Stattdessen sorgen sich die Fraktionen in erster Linie um das Ansehen der Stadt, das durch eine „einseitige“ und „populistisch“ anmutende Berichterstattung des NDR beschädigt werde. Dass die Stadtverwaltung nicht dafür gesorgt habe, dass die Unterkunft saniert wurde, sei logisch, da sie gar „nicht mehr für eine Belegung vorgesehen war“.

„Rotenburg hat ein Platzproblem, wenn es um die Unterbringung Bedürftiger geht“, sagt auch Bürgermeister Oestmann der taz. So sei durch die erhöhte Zahl Geflüchteter die Unterbringung der rund 40 Obdachlosen in der Stadt erschwert. Nur deshalb sei die Unterkunft im Kesselhofskamp belegt.

Einen Herd gibt es nicht, dafür mittlerweile eine elektrische Kochplatte.

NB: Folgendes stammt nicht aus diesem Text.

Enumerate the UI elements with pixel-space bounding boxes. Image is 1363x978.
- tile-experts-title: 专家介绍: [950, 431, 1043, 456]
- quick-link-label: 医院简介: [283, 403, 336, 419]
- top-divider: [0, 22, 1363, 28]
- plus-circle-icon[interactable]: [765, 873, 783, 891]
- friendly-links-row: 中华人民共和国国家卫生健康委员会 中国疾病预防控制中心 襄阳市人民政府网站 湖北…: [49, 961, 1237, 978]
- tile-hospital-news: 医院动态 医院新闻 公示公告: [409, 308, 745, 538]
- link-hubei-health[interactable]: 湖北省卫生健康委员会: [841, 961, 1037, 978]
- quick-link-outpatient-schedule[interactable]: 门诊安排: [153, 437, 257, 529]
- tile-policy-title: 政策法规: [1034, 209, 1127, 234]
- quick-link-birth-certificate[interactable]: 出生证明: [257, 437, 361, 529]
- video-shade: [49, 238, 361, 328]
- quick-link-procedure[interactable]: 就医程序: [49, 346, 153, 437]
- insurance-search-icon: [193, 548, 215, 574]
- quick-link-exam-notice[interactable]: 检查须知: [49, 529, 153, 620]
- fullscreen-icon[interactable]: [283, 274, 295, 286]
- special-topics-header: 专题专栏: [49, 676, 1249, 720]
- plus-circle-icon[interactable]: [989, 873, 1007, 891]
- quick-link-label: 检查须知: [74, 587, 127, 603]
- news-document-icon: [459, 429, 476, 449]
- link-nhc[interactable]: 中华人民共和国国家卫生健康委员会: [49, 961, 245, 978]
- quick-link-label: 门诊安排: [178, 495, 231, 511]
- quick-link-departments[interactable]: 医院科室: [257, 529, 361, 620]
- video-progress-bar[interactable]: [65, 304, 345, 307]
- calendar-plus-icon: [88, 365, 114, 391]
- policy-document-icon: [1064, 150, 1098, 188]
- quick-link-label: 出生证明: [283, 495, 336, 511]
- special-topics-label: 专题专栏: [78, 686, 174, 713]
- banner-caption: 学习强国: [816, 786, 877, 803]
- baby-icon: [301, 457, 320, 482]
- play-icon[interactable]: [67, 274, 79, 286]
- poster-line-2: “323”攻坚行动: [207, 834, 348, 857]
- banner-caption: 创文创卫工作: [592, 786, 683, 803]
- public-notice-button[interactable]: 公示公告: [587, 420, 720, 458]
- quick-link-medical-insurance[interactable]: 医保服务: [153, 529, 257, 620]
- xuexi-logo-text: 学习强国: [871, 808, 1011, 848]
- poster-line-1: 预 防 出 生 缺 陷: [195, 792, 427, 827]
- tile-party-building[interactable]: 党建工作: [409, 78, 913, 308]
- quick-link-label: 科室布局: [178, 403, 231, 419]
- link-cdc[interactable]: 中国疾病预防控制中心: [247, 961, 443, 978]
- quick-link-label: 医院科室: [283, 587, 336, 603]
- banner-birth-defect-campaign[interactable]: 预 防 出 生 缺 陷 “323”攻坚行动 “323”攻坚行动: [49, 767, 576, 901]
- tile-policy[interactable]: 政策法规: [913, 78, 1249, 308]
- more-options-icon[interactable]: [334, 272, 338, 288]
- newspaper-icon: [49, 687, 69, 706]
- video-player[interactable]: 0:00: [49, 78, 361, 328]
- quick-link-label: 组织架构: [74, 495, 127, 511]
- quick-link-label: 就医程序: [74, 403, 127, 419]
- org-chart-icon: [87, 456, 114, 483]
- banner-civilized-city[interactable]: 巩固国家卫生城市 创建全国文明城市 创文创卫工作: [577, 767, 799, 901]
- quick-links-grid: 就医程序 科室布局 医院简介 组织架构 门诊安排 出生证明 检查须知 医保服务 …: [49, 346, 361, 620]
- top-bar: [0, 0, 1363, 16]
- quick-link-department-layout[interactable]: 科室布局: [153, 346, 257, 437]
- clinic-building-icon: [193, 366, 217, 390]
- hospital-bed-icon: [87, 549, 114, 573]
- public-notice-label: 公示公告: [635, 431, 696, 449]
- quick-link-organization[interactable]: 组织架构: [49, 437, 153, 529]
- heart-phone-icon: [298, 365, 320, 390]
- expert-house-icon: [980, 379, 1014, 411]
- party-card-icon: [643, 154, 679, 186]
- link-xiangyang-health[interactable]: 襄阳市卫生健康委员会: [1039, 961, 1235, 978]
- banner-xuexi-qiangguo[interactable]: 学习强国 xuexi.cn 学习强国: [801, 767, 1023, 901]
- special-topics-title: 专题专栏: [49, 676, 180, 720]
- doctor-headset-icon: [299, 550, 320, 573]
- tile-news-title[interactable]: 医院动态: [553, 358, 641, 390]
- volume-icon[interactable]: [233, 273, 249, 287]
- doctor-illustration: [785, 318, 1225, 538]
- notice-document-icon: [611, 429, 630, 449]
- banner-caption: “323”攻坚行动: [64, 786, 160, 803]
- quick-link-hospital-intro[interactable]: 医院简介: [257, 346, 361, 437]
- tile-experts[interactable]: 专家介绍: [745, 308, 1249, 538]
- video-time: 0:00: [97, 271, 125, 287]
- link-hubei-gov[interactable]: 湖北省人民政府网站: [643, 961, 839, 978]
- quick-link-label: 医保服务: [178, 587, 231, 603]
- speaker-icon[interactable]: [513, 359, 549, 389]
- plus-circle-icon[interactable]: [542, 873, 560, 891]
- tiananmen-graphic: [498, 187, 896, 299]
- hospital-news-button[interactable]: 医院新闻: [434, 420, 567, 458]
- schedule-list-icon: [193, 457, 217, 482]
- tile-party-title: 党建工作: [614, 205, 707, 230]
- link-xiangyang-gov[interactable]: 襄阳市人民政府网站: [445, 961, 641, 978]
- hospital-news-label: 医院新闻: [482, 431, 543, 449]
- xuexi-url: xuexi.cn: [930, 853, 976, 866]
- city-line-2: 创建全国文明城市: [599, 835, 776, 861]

Vorher haben die Bewohner im Garten gegrillt Foto: Matthias Propach

In der Satzung über die Benutzung von Obdachlosenunterkünften, die der Stadtrat Ende des Jahres 2021 verabschiedet hat, wird die Unterkunft allerdings noch ausdrücklich aufgeführt. Keine Erwähnung findet dort ihr Zustand, geschweige denn ein Vermerk über den Sanierungsbedarf.

Stefan Klingbeil von der Linkspartei kritisiert seine Stadtratskolleg*innen: „Die Schuld wird den betroffenen Individuen zugeschoben“, sagt er. „Anstatt die Strukturen zu kritisieren, die für den Zustand der Unterkunft verantwortlich sind, wird nach unten getreten.“

Die Mindestanforderungen sieht er in der Unterkunft nicht erfüllt. Allerdings betont er, die Stadt habe die Situation auch bereits vor der Berichterstattung im Blick gehabt. Klingbeil verweist auf die 250.000 Euro, die im Haushalt 2023 für die Verbesserungen der Obdachlosenunterkünfte in Rotenburg eingeplant seien.

Jan-Patric Lingnau lebt erst seit kurzem am Kesselhofskamp. Wenn er an den Winter denkt, wird ihm flau im Magen. Die meiste Zeit gehe das warme Wasser nicht und auch die Heizungen würden nicht zuverlässig funktionieren. „Wir müssen immer wieder selbst an dem Boiler oder an den Sicherungen herum schrauben, da hier immer alles ständig ausfällt“, sagt Lingnau. Die Bewohner müssten 90 Euro Miete ans Ordnungsamt zahlen und sich gleichzeitig auf eigene Kosten um die Instandhaltung kümmern, sagt Lingnau.

Dass die Stadt die Unterkunft saniert, ist angesichts der zu erwartenden Kosten unwahrscheinlich. Die Stadt plant mittlerweile, die Bewohner umzuquartieren und die „Notunterkunft“ aufzulösen. Es würden nun Container organisiert, um das allgemeine Platzproblem zu lösen, sagt Bürgermeister Oestmann. Darin sollten Obdachlose wie auch Geflüchtete übergangsweise untergebracht werden. Einen Zeitplan gibt es nicht.